Опубликовал последнюю 16-ю лекцию (80 минут) из курса "Управление качеством в программных проектах" для студентов четвертого курса Высшей Школы Экономики (ВШЭ, Москва): попытался рассказать, какими признаками должен обладать репозиторий с исходным кодом и тикетами, чтобы его можно было считать качественно организованным и контролируемым.
I created a small Rust library called micromap, which implements a traditional hash map, but without the hash and without the usage of heap. Thanks to this, it appears to be five times (!) faster than the standard HashMap. The work is not finished though, since not all functions of a map are implemented. Besides, I'm not a Rust expert at all, that's why the library most certainly has mistakes.
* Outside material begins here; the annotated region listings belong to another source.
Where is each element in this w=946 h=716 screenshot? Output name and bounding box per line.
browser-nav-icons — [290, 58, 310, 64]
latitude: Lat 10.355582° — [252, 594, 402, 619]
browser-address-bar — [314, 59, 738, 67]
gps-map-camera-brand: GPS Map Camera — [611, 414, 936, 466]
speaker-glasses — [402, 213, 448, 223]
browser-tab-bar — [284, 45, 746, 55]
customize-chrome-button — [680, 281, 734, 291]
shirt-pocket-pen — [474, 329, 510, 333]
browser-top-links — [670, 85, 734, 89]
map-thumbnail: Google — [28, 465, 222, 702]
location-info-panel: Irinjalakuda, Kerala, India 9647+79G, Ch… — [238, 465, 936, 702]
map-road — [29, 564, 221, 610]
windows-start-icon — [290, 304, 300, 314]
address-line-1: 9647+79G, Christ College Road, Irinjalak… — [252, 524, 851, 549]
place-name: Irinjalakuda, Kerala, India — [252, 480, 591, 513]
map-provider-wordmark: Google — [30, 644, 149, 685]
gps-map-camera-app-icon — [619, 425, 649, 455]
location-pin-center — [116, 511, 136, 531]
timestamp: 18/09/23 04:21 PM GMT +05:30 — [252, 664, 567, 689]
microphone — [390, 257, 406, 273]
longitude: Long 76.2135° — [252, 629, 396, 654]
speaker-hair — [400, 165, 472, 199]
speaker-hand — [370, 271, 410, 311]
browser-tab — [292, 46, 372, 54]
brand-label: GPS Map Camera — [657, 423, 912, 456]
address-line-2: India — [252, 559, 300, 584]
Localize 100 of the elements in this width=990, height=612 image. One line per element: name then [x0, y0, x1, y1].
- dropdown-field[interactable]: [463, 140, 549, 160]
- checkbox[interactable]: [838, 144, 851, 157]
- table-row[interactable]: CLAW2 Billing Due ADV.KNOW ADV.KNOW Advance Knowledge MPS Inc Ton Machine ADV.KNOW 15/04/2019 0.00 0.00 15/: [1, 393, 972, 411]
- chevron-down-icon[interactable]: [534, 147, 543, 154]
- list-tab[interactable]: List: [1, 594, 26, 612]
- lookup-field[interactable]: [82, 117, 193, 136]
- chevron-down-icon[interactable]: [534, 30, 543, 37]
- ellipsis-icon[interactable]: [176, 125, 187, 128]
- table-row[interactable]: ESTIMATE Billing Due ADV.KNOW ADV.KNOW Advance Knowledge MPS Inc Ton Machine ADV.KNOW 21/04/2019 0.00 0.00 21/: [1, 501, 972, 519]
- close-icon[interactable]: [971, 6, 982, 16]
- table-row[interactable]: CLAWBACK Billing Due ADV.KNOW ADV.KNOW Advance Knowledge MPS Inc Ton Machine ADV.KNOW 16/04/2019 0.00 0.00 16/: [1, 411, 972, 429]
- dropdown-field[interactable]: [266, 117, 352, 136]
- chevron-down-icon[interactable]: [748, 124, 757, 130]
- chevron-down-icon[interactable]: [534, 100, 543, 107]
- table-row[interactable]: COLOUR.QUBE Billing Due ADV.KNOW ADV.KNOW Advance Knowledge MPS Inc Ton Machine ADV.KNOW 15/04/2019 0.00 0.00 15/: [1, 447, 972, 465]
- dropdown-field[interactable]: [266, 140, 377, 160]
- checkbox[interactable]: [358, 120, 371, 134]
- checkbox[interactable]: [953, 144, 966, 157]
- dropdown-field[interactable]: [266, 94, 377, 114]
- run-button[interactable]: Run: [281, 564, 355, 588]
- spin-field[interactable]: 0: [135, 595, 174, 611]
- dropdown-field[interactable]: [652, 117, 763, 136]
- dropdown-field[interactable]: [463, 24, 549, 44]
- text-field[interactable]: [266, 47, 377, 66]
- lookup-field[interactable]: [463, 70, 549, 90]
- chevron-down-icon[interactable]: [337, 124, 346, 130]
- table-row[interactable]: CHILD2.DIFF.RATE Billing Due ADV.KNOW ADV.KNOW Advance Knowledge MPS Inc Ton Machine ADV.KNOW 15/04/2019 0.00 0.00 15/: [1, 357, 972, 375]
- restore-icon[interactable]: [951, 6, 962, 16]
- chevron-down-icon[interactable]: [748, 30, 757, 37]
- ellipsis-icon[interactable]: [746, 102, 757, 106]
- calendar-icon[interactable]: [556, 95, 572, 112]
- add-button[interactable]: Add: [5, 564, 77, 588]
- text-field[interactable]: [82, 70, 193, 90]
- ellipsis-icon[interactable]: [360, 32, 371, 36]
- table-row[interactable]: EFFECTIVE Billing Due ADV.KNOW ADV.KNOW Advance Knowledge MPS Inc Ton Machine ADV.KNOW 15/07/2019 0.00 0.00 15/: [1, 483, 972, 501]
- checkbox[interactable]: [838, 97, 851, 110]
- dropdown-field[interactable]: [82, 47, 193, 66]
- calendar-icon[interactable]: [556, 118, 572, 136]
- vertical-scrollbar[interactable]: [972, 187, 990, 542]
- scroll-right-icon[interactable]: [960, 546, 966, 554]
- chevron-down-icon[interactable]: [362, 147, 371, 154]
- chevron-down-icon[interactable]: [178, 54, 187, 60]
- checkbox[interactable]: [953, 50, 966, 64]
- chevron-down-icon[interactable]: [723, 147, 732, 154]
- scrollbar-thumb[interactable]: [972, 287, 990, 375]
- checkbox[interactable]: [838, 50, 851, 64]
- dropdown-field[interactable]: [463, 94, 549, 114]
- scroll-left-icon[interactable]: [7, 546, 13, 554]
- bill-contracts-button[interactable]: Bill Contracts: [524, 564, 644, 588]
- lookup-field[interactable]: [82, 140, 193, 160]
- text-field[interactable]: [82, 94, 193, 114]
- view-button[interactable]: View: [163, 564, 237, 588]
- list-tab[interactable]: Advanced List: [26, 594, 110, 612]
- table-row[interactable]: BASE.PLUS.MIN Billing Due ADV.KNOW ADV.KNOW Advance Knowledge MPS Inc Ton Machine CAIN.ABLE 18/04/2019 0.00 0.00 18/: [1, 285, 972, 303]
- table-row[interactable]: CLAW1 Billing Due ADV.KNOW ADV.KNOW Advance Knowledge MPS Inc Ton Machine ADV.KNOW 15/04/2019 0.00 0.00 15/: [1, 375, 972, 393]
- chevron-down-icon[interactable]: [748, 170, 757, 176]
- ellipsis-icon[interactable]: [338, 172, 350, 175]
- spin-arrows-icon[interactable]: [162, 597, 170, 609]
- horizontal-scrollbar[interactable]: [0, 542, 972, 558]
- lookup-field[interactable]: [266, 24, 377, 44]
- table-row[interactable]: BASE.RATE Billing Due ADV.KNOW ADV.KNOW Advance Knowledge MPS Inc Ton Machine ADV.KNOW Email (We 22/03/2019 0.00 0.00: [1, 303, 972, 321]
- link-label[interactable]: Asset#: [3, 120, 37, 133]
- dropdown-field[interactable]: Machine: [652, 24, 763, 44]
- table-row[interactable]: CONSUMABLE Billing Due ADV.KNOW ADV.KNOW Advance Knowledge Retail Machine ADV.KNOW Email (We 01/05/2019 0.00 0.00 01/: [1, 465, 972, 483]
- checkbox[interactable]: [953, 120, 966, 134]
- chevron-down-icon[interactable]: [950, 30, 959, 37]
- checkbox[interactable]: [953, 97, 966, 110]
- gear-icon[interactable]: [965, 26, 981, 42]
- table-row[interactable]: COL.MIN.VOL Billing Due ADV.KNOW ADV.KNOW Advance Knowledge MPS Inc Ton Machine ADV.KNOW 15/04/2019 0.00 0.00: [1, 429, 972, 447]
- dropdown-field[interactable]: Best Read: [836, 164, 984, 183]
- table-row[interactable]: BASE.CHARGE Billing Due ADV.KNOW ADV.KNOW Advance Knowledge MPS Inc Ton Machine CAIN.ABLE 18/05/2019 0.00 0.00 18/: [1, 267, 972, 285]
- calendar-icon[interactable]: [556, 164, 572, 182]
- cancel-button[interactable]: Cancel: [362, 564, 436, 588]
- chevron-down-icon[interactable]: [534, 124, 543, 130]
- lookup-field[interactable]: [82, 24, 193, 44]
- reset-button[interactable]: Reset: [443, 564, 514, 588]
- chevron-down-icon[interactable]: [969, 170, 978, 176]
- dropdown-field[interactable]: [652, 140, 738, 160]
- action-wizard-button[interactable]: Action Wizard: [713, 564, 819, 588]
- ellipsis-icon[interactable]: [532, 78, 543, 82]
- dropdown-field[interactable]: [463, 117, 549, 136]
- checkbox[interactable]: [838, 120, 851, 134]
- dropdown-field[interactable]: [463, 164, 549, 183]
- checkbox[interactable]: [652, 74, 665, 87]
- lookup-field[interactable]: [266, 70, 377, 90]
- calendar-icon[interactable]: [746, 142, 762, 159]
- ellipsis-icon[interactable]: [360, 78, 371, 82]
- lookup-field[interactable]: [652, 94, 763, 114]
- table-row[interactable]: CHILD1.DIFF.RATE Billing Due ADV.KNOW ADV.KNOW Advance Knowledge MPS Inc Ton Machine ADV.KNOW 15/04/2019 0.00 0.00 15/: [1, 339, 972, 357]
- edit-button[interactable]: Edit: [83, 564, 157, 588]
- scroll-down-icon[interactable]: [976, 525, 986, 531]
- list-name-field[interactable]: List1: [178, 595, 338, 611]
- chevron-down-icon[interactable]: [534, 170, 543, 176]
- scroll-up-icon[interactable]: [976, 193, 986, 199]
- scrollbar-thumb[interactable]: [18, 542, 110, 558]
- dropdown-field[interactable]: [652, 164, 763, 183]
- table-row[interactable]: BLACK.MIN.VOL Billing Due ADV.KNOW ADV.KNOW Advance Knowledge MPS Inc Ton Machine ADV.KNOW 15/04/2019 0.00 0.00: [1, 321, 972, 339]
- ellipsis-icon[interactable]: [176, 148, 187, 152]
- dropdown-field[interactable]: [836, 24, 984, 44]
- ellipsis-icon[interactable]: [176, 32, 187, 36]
You are very welcome to contribute. The list of unsolved issues is here.
Maybe some of you've heard about Puzzle Driven Development (PDD), a methodology I suggested about twelve years ago: it helps decompose larger programming tasks into smaller pieces. Since then, PDD has been actively used in many GitHub repositories, through 0pdd bot (if you still don't use it, try now!). Last year I participated in a research project, which has made an attempt to extend PDD with Machine Learning, letting AI make puzzle assignment decisions. Just a few days ago a research paper that I co-authored has been published: "Prioritizing Tasks in Software Development: A Systematic Literature Review". As its name hints, it overviews existing decision making methods, highlighting their strengths and weaknesses. BTW, a bit earlier we published a short paper about the research itself: "Automatically Prioritizing and Assigning Tasks from Code Repositories in Puzzle Driven Development". More papers coming...
The eighth lecture (77 minutes) in the "Practical Program Analysis" series just published, about symbolic execution, and also about test case generation and concolic testing. It is a high level overview, which may help you understand the topic before diving deeper.
The ninth lecture (76 minutes) is published, it is about Model Checking. Watch it and get ready for the last one, where we will discuss the application of Machine Learning (a.k.a. Artificial Intelligence) to program analysis and the future of analysis.